Suppose you own a shoe store and you need a part-time stock boy to restock the shelves in the afternoon. You put a help wanted sign in the window, and two boys from the same high school (i.e. the same institution) apply. One shows up for the interview in a button down oxford shirt, khaki dockers and leather shoes; the other shows up in an oversized white t-shirt, baggy jeans sagging showing his boxers, $175 red Air Jordans and a baseball hat sitting sideways on his head. The first is polite with a nice smile and seems genuinely interested in the position, the other has a surly look and gives off a sense of entitlement as he walks around the store with his hand on his crotch to hold his pants up. The first speaks eloquently ; the other speaks gutturally, replete with improper subject verb agreement and improper pronouns. And of course during the interview, we find out that, as we might expect, the first kid has a 3.5 gpa and the second has a 2.3 gpa.

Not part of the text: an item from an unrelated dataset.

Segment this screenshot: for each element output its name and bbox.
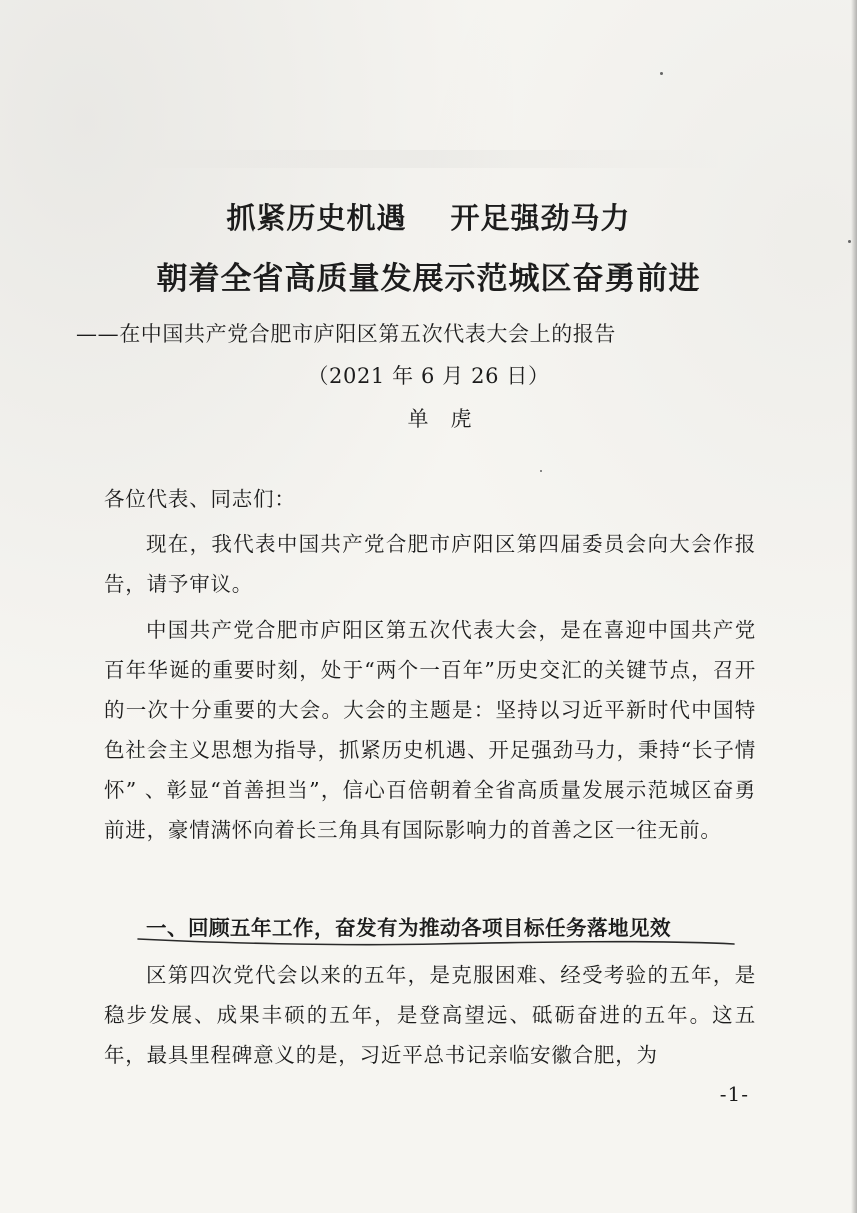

Now if the first kid was white and the second kid was black, it wouldn’t be a surprise if the shoe store owner picked the white kid for the position. Of course, he would then be subject to being called a racist by certain factions of the population.

But suppose the first kid was the son of Nigerian immigrants who had been in the country for two years, and suppose he spoke with a proper English accent, and suppose the second kid was white, a rap-loving, Black gangsta wannabe (what is sometimes referred to as a w****r ). I submit that the owner would hire the Nigerian kid, because it’s not because of the institution and it’s not because of the race. It’s because, as James Carville would say, of the CULTURE, Stupid!

Tom Kando said...

I thank anonymous for his effort. A charming anecdote that is, alas, utterly meaningless.

Steve said...

Surely Victorian Era Britian gives an example of a well-formed culture of poverty w/out a welfare state.

Thus the welfare state cannot be the cause of this so-called culture.

Tom Kando said...

Steve:
thank you. Excellent example.

Gene said...

The reason that the culture usually can't accomplish any worthwhile objectives is because it is stupid. People can think-- cultures can't. Cultures mostly respond to fads or trends these days. For example, in our culture many people spend their time on Facebook or Twitter or Linked-In communicating their social activities to their friends,rather than reading books or otherwise educating themselves about the real problems in our society. Only a few cultures, such as the Jewish culture still have a wisdom tradition.

Sharon Darrow said...

It is beyond me how people such as Paul Ryan and Anonymous can so completely fail to see the obvious! Perhaps they have so little experience with people outside of their own limited circles that they cannot even imagine themselves in some other shoes. Thanks for the sociology lesson, too bad so many people either forgot the classes they took, or are totally bereft of common sense!

Anonymous said...

I see that the latest reports show that the overall high school graduation rate is 78% in four years, yet the Asian rate is 93%. Asians are 14% of the California population, yet 36% of the University of California freshman class. It’s the Culture!